Lasciate ogni speranza voi ch'entrate[1]
Dante Alighieri

Dante e Virgílio chegam ao pórtico do inferno, avistam a seguinte epígrafe: "Deixai toda esperança vós que entrais". A metáfora apresenta o pior lugar já concebido pela humanidade como aquele em que não se pode esperar nada, pois separar alguém até mesmo da sua esperança – do latim, spes [2] — em algo positivo, faz cenários desabarem e tudo começa a entrar "numa lassidão tingida de assombro".[3]

Está na pauta de julgamentos CNJ, de 19 de setembro de 2023,  o Ato Normativo nº 0005605-48.2023.2.00.0000, que obrigará a abertura de promoções de magistrados, por antiguidade e por merecimento, com listas mistas e exclusivas de mulheres, "até o atingimento de paridade de gênero no tribunal". A ironia fica por conta de a norma a ser aprovada alterar a Resolução CNJ n. 106/2010, que "dispõe sobre os critérios objetivos para aferição do merecimento para promoção de magistrados".

Assim, o critério objetivo mais valioso, doravante, será o critério subjetivo do par de cromossomos sexuais.
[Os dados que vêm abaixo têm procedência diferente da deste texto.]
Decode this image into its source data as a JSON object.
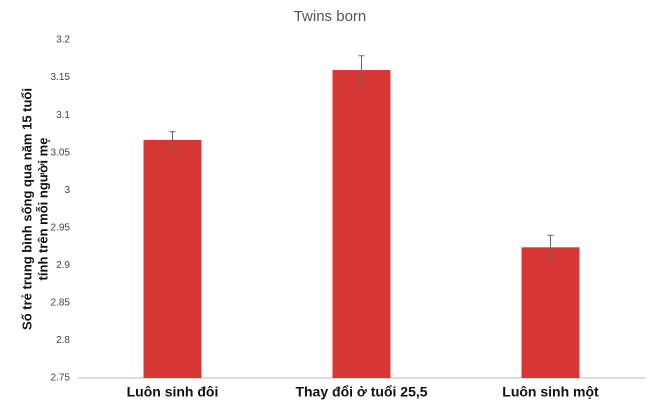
{
  "chart_data": {
    "type": "bar",
    "title": "Twins born",
    "ylabel": [
      "Số trẻ trung bình sống qua năm 15 tuổi",
      "tính trên mỗi người mẹ"
    ],
    "categories": [
      "Luôn sinh đôi",
      "Thay đổi ở tuổi 25,5",
      "Luôn sinh một"
    ],
    "values": [
      3.067,
      3.16,
      2.924
    ],
    "errors": [
      0.011,
      0.019,
      0.016
    ],
    "color": "#d73733",
    "ylim": [
      2.75,
      3.2
    ],
    "yticks": [
      2.75,
      2.8,
      2.85,
      2.9,
      2.95,
      3,
      3.05,
      3.1,
      3.15,
      3.2
    ],
    "grid": false
  }
}
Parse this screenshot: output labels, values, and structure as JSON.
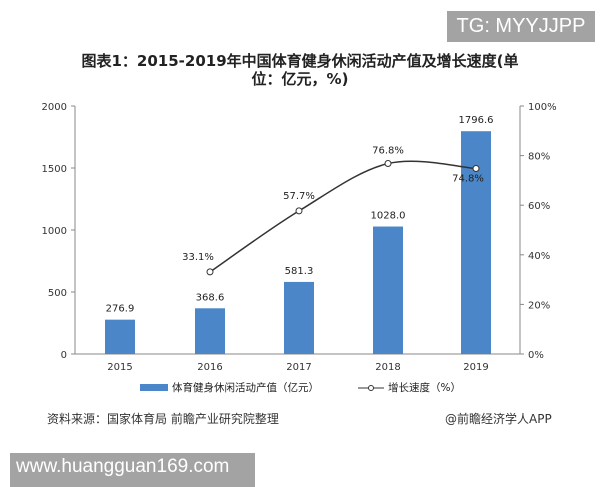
{
  "watermark_top": "TG: MYYJJPP",
  "watermark_bottom": "www.huangguan169.com",
  "source": "资料来源：国家体育局 前瞻产业研究院整理",
  "credit": "@前瞻经济学人APP",
  "chart_data": {
    "type": "bar+line",
    "title": "图表1：2015-2019年中国体育健身休闲活动产值及增长速度(单位：亿元，%)",
    "title_line1": "图表1：2015-2019年中国体育健身休闲活动产值及增长速度(单",
    "title_line2": "位：亿元，%)",
    "categories": [
      "2015",
      "2016",
      "2017",
      "2018",
      "2019"
    ],
    "series": [
      {
        "name": "体育健身休闲活动产值（亿元）",
        "type": "bar",
        "axis": "left",
        "color": "#4a86c8",
        "values": [
          276.9,
          368.6,
          581.3,
          1028.0,
          1796.6
        ],
        "labels": [
          "276.9",
          "368.6",
          "581.3",
          "1028.0",
          "1796.6"
        ]
      },
      {
        "name": "增长速度（%）",
        "type": "line",
        "axis": "right",
        "color": "#333333",
        "values": [
          null,
          33.1,
          57.7,
          76.8,
          74.8
        ],
        "labels": [
          "",
          "33.1%",
          "57.7%",
          "76.8%",
          "74.8%"
        ]
      }
    ],
    "left_axis": {
      "ylim": [
        0,
        2000
      ],
      "ticks": [
        "0",
        "500",
        "1000",
        "1500",
        "2000"
      ]
    },
    "right_axis": {
      "ylim": [
        0,
        100
      ],
      "ticks": [
        "0%",
        "20%",
        "40%",
        "60%",
        "80%",
        "100%"
      ]
    },
    "grid": false,
    "legend": "bottom"
  }
}
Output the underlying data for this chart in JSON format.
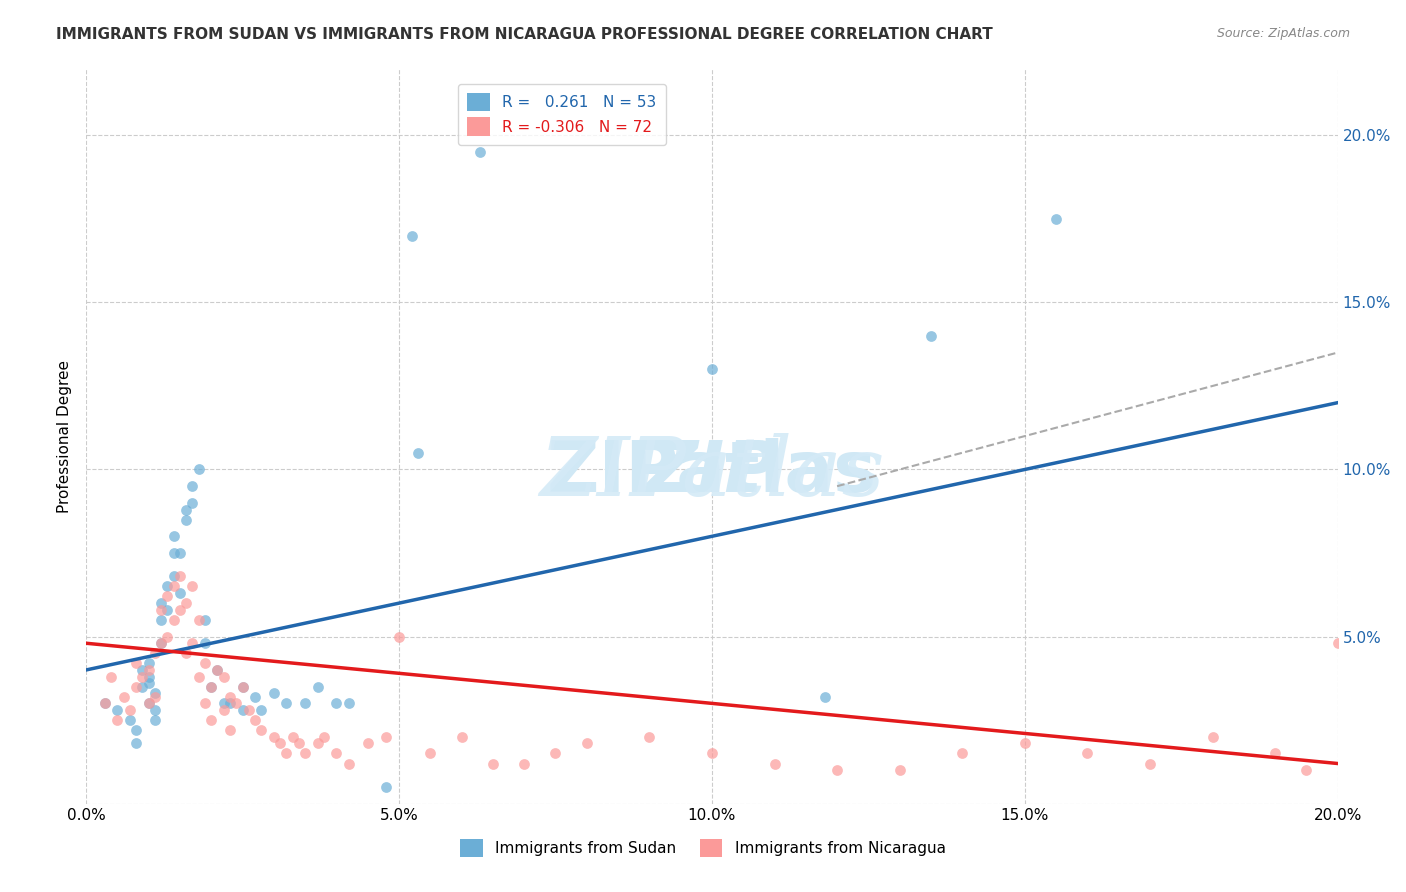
{
  "title": "IMMIGRANTS FROM SUDAN VS IMMIGRANTS FROM NICARAGUA PROFESSIONAL DEGREE CORRELATION CHART",
  "source": "Source: ZipAtlas.com",
  "xlabel": "",
  "ylabel": "Professional Degree",
  "xlim": [
    0.0,
    0.2
  ],
  "ylim": [
    0.0,
    0.22
  ],
  "x_tick_labels": [
    "0.0%",
    "5.0%",
    "10.0%",
    "15.0%",
    "20.0%"
  ],
  "x_tick_vals": [
    0.0,
    0.05,
    0.1,
    0.15,
    0.2
  ],
  "y_tick_labels_right": [
    "20.0%",
    "15.0%",
    "10.0%",
    "5.0%"
  ],
  "sudan_color": "#6baed6",
  "nicaragua_color": "#fb9a99",
  "sudan_R": 0.261,
  "sudan_N": 53,
  "nicaragua_R": -0.306,
  "nicaragua_N": 72,
  "background_color": "#ffffff",
  "grid_color": "#cccccc",
  "watermark_text": "ZIPatlas",
  "watermark_color": "#d0e8f5",
  "title_fontsize": 11,
  "axis_label_fontsize": 10,
  "legend_fontsize": 10,
  "sudan_scatter_x": [
    0.003,
    0.005,
    0.007,
    0.008,
    0.008,
    0.009,
    0.009,
    0.01,
    0.01,
    0.01,
    0.01,
    0.011,
    0.011,
    0.011,
    0.012,
    0.012,
    0.012,
    0.013,
    0.013,
    0.014,
    0.014,
    0.014,
    0.015,
    0.015,
    0.016,
    0.016,
    0.017,
    0.017,
    0.018,
    0.019,
    0.019,
    0.02,
    0.021,
    0.022,
    0.023,
    0.025,
    0.025,
    0.027,
    0.028,
    0.03,
    0.032,
    0.035,
    0.037,
    0.04,
    0.042,
    0.048,
    0.052,
    0.053,
    0.063,
    0.1,
    0.118,
    0.135,
    0.155
  ],
  "sudan_scatter_y": [
    0.03,
    0.028,
    0.025,
    0.022,
    0.018,
    0.035,
    0.04,
    0.042,
    0.038,
    0.036,
    0.03,
    0.033,
    0.028,
    0.025,
    0.055,
    0.048,
    0.06,
    0.065,
    0.058,
    0.068,
    0.075,
    0.08,
    0.075,
    0.063,
    0.085,
    0.088,
    0.09,
    0.095,
    0.1,
    0.055,
    0.048,
    0.035,
    0.04,
    0.03,
    0.03,
    0.035,
    0.028,
    0.032,
    0.028,
    0.033,
    0.03,
    0.03,
    0.035,
    0.03,
    0.03,
    0.005,
    0.17,
    0.105,
    0.195,
    0.13,
    0.032,
    0.14,
    0.175
  ],
  "nicaragua_scatter_x": [
    0.003,
    0.004,
    0.005,
    0.006,
    0.007,
    0.008,
    0.008,
    0.009,
    0.01,
    0.01,
    0.011,
    0.011,
    0.012,
    0.012,
    0.013,
    0.013,
    0.014,
    0.014,
    0.015,
    0.015,
    0.016,
    0.016,
    0.017,
    0.017,
    0.018,
    0.018,
    0.019,
    0.019,
    0.02,
    0.02,
    0.021,
    0.022,
    0.022,
    0.023,
    0.023,
    0.024,
    0.025,
    0.026,
    0.027,
    0.028,
    0.03,
    0.031,
    0.032,
    0.033,
    0.034,
    0.035,
    0.037,
    0.038,
    0.04,
    0.042,
    0.045,
    0.048,
    0.05,
    0.055,
    0.06,
    0.065,
    0.07,
    0.075,
    0.08,
    0.09,
    0.1,
    0.11,
    0.12,
    0.13,
    0.14,
    0.15,
    0.16,
    0.17,
    0.18,
    0.19,
    0.195,
    0.2
  ],
  "nicaragua_scatter_y": [
    0.03,
    0.038,
    0.025,
    0.032,
    0.028,
    0.035,
    0.042,
    0.038,
    0.04,
    0.03,
    0.045,
    0.032,
    0.058,
    0.048,
    0.062,
    0.05,
    0.065,
    0.055,
    0.068,
    0.058,
    0.06,
    0.045,
    0.065,
    0.048,
    0.055,
    0.038,
    0.042,
    0.03,
    0.035,
    0.025,
    0.04,
    0.038,
    0.028,
    0.032,
    0.022,
    0.03,
    0.035,
    0.028,
    0.025,
    0.022,
    0.02,
    0.018,
    0.015,
    0.02,
    0.018,
    0.015,
    0.018,
    0.02,
    0.015,
    0.012,
    0.018,
    0.02,
    0.05,
    0.015,
    0.02,
    0.012,
    0.012,
    0.015,
    0.018,
    0.02,
    0.015,
    0.012,
    0.01,
    0.01,
    0.015,
    0.018,
    0.015,
    0.012,
    0.02,
    0.015,
    0.01,
    0.048
  ],
  "sudan_line_x": [
    0.0,
    0.2
  ],
  "sudan_line_y_start": 0.04,
  "sudan_line_y_end": 0.12,
  "nicaragua_line_x": [
    0.0,
    0.2
  ],
  "nicaragua_line_y_start": 0.048,
  "nicaragua_line_y_end": 0.012,
  "extrapolation_line_x": [
    0.12,
    0.2
  ],
  "extrapolation_line_y_start": 0.095,
  "extrapolation_line_y_end": 0.135
}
Se você é detentor de um Y, o jogo pode estar acabado. Confira a distribuição de vagas por gênero em seu tribunal: se a quantidade atual de "duplos X" for pequena, você pode nunca ser promovido, pouco importa que essa aleatoriedade genética — o seu sexo biológico e o dos desembargadores — esteja totalmente fora do seu controle. É um jogo de sorte. Alea jacta est.
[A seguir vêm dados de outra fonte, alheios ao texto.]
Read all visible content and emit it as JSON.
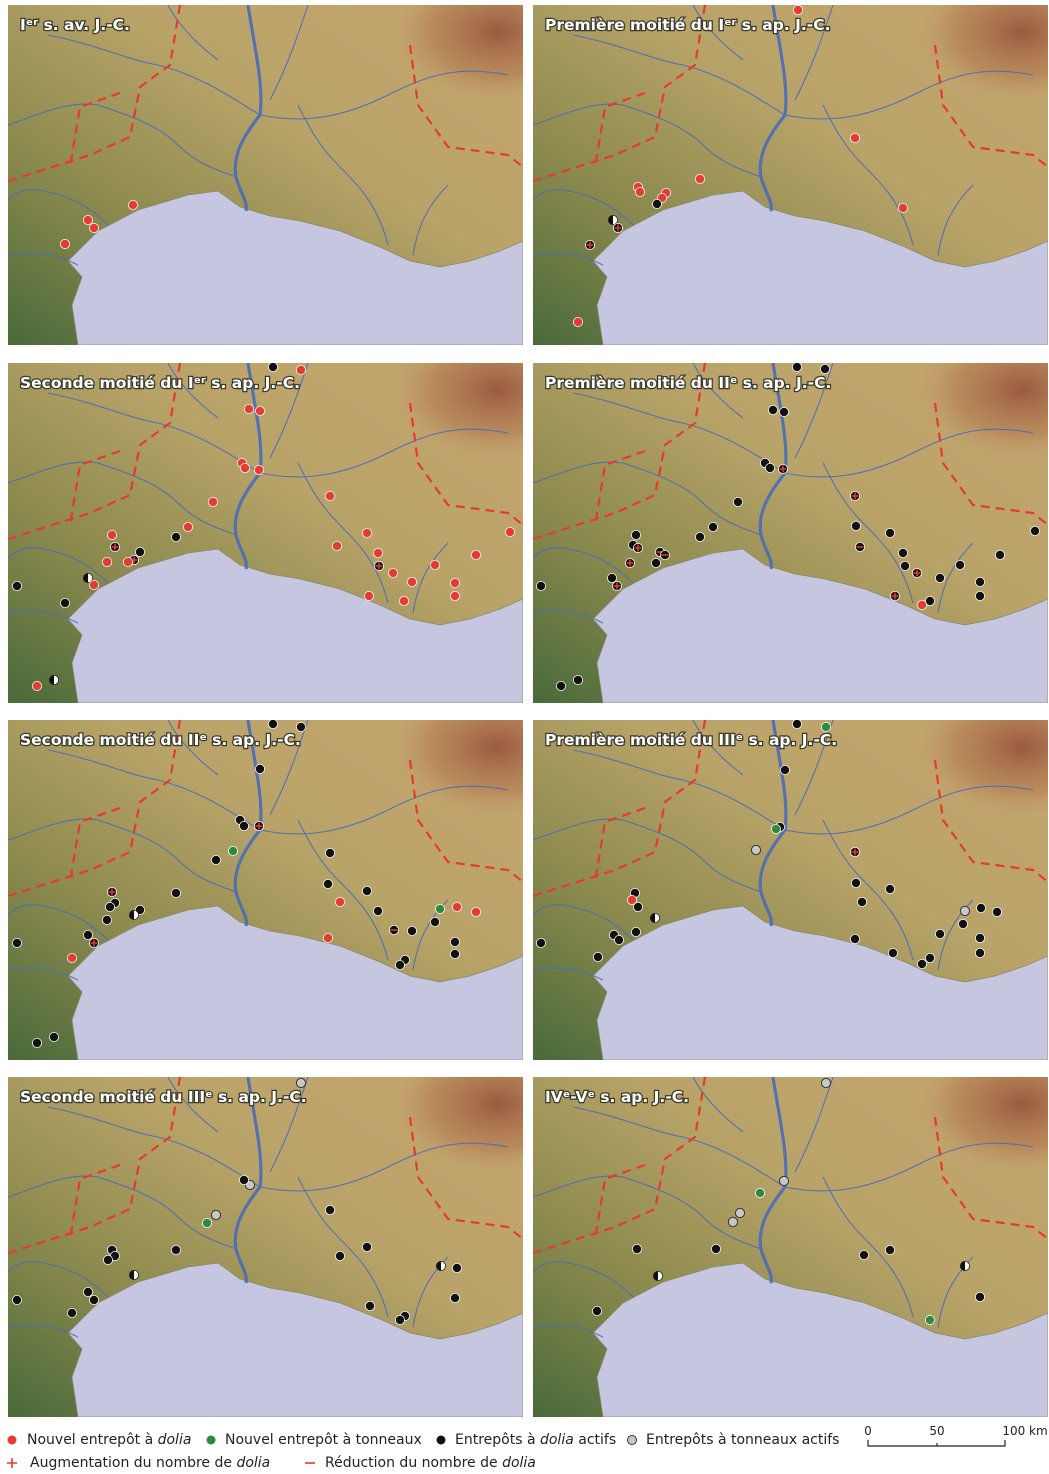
{
  "panels": [
    {
      "title": "Iᵉʳ s. av. J.-C."
    },
    {
      "title": "Première moitié du Iᵉʳ s. ap. J.-C."
    },
    {
      "title": "Seconde moitié du Iᵉʳ s. ap. J.-C."
    },
    {
      "title": "Première moitié du IIᵉ s. ap. J.-C."
    },
    {
      "title": "Seconde moitié du IIᵉ s. ap. J.-C."
    },
    {
      "title": "Première moitié du IIIᵉ s. ap. J.-C."
    },
    {
      "title": "Seconde moitié du IIIᵉ s. ap. J.-C."
    },
    {
      "title": "IVᵉ-Vᵉ s. ap. J.-C."
    }
  ],
  "legend": {
    "items": [
      {
        "text": "Nouvel entrepôt à ",
        "em": "dolia"
      },
      {
        "text": "Nouvel entrepôt à tonneaux"
      },
      {
        "text": "Entrepôts à ",
        "em": "dolia",
        "after": " actifs"
      },
      {
        "text": "Entrepôts à tonneaux actifs"
      },
      {
        "text": "Augmentation du nombre de ",
        "em": "dolia"
      },
      {
        "text": "Réduction du nombre de ",
        "em": "dolia"
      }
    ]
  },
  "scale": {
    "labels": [
      "0",
      "50",
      "100 km"
    ]
  }
}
A carreira de muitos homens — lembrando que "carreira" pressupõe mobilidade — simplesmente terminou. Estes, como bons "defuntos-vivos", silenciam, por temerem ser trucidados pelo politicamente correto. As demais personagens dessa distopia parecem sair da obra de Tolstói, ao narrar o enterro do juiz Ivan Ilitch: aquele que não terá prejuízo — porque há em seu tribunal o percentual imposto de desembargadoras — experimenta "um sentimento de alegria pelo fato de que morrera um outro e não ele". E quem se  beneficia olha para o caixão e pensa na "influência que essa morte pode ter sobre as transferências ou promoções tanto dos próprios juízes como dos seus conhecidos"[4]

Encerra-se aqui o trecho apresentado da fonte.